8-9 yaşlarındaydım. Biri bana bir soru sordu. “Eğer bir tane sihirli kibritin olsaydı ve onu yakarak herhangi bir tane dilek gerçekleştirme şansına sahip olsaydın, ne dilerdin?”. Günlerce bu soruya cevap aramakla geçirdiğimi hatırlıyorum. Etrafıma bakıp, çevremdeki olayları inceleyip, ihtiyaçları tespit etmeye çalışıyor, tüm bunları bir dileğin içine sığdırmaya çalışıyordum. Gördüklerim ve değiştirmek istediklerim arasında insanların ve hayvanların hastalıkları, TV’de izlediğim savaşlar, açlık, saldırganlık, nefret, alkolizm (Rusya’da daima büyük bir sorundu) ve daha bir sürü sorun… Bir dilekle hepsini birleştirip dünyanın tüm bunlardan kurtulmasını istiyordum. Ama herbiri tek başına büyük bir problemdi ve bir dileğe asla sığmıyordu. Ayrıca da bu global dileklerin içinde sadece kendim için istediğim 2 tane daha dilek vardı. Bir köpek almak ve anneannemin çok uzun yaşaması (köpeğim hala yok; anneannem ise şükürler olsun hayatta!). Bu iki dileğim zaten hiçbir kategoriye sığmıyordu.

Haftalarca düşündükten sonra müthiş bir çözüm buldum. Ben kibritimi yakarken dilek olarak ‘sihirli kibritlerle’ dolu bir kibrit kutusu isteyeceğim! O kadar mutlu olmuştum ki bu kararımdan, sanki elimde gerçekten bir sihirli kibrit varmış gibi!.. çünkü elimde kibrit kutusu olursa, teker teker her bir sorun için bir kibrit yakıp, sorunları ortadan kaldıracaktım, sonra da en son kibrit kalınca… Ne yapardım? Tabii ki tekrar bir sihirli kibrit kutusu daha dilerdim! Ve her seferinde aynı şeyi yaparak dünyadaki ve belki de evrendeki tüm sorunları çözerdim! Bu düşüncenin yarattığı hazzı çok iyi hatırlıyorum!..

Sihirli kibritim yok… Sizin de yok… Ama hepimiz, varmış gibi davranıp, bir sorun tespit edip, “onu çözmek için ne yapabiliriz?” diye kendimize sorarsak ve de bunun için uğraşırsak… Kim bilir? Belki de hep beraber, bu içten niyetlerle, aradığımız ve bugün hayal gibi görünen yaşamı yaratabiliriz. Mevcut yaşamı şu an nasıl yaratıyorsak, Sihirli Kibritle niyet ettiğimiz yaşam da elimizde.

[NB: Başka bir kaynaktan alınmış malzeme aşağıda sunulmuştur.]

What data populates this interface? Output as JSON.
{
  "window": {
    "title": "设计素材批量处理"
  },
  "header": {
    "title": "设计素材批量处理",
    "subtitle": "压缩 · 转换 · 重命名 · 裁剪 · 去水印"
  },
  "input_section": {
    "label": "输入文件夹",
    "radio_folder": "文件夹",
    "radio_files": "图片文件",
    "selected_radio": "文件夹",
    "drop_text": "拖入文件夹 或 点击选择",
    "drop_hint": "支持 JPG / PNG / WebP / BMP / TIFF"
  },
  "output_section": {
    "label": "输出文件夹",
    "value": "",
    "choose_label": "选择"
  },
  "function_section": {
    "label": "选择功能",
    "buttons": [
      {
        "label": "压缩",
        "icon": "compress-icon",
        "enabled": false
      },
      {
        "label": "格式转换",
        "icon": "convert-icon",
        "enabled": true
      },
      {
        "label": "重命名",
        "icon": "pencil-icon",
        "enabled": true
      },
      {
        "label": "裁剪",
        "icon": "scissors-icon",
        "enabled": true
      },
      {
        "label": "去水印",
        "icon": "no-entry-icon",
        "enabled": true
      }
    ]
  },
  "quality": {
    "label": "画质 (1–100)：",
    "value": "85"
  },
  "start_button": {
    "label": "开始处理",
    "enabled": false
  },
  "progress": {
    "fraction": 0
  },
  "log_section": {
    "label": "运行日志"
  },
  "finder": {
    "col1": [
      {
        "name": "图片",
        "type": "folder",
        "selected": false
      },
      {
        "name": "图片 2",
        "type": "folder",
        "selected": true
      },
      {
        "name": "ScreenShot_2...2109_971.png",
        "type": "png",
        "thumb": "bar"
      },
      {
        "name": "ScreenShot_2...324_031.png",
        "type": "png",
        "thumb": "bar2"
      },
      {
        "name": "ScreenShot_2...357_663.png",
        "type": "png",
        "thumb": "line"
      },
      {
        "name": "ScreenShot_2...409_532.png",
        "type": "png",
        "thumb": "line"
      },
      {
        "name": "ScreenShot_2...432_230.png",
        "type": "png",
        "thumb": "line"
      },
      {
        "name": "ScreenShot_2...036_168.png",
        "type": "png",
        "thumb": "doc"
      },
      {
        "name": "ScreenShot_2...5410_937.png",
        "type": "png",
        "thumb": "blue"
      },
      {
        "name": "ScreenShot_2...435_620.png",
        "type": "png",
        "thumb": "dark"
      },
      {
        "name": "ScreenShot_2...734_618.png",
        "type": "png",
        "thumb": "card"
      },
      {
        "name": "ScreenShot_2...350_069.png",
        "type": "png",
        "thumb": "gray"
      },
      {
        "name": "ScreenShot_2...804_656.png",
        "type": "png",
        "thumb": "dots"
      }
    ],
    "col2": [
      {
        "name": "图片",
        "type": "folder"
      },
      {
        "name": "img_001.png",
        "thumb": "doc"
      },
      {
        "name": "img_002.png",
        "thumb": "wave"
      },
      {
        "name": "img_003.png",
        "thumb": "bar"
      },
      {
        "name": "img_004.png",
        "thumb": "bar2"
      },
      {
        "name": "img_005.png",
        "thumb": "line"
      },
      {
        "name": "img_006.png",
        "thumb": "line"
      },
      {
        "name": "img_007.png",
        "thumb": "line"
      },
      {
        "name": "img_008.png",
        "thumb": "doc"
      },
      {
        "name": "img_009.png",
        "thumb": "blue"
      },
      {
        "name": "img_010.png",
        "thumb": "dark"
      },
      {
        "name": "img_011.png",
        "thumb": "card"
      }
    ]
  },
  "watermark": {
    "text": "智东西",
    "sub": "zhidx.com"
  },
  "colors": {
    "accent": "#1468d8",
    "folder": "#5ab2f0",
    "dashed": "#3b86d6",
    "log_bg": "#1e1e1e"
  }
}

Yılbaşında içimizdeki sihirli kibritlerimizi yakıp dilek dileyelim! Bakarsınız…

Anjelika Akbar

400’den fazla senfonik ve oda orkestrası, şan, koro, enstrümantal ve etnik-klasik gruplar için bestesi bulunan Anjelika Akbar Kazakistan’da, müzisyen ve filozof bir baba ile yine müzisyen bir anneye sahip olarak dünyaya geldi. Belki de hayata ve çevresindeki her şeye sadece müzikal açıdan değil felsefi açıdan bakmasının bir nedeni de genleri... Anjelika Akbar’ın, 1999 yılında kendi prelütlerinden oluşan ilk albümü “Su” çıktı. Aynı yıl Can Dündar’ın “Köy Enstitüleri’’ adlı belgeselinin müziklerini besteledi. 2002 yılınında çıkan Vivaldi’nin “Dört Mevsim” keman konçertolarının dünyada ilk kez solo piyano uyarlaması, Sony Music International etiketiyle çıktı ve Sony Classical kataloğuna girerek, bu katalogdaki ilk Türk Klasik Müzik albümü oldu. Yine 2002 yılında Rana Erkan ve Zara ile çalıştığı, “bir’den Bir’e” isimli albümünü çıkardı. Anjelika Akbar evli ve 2 çocuk annesidir.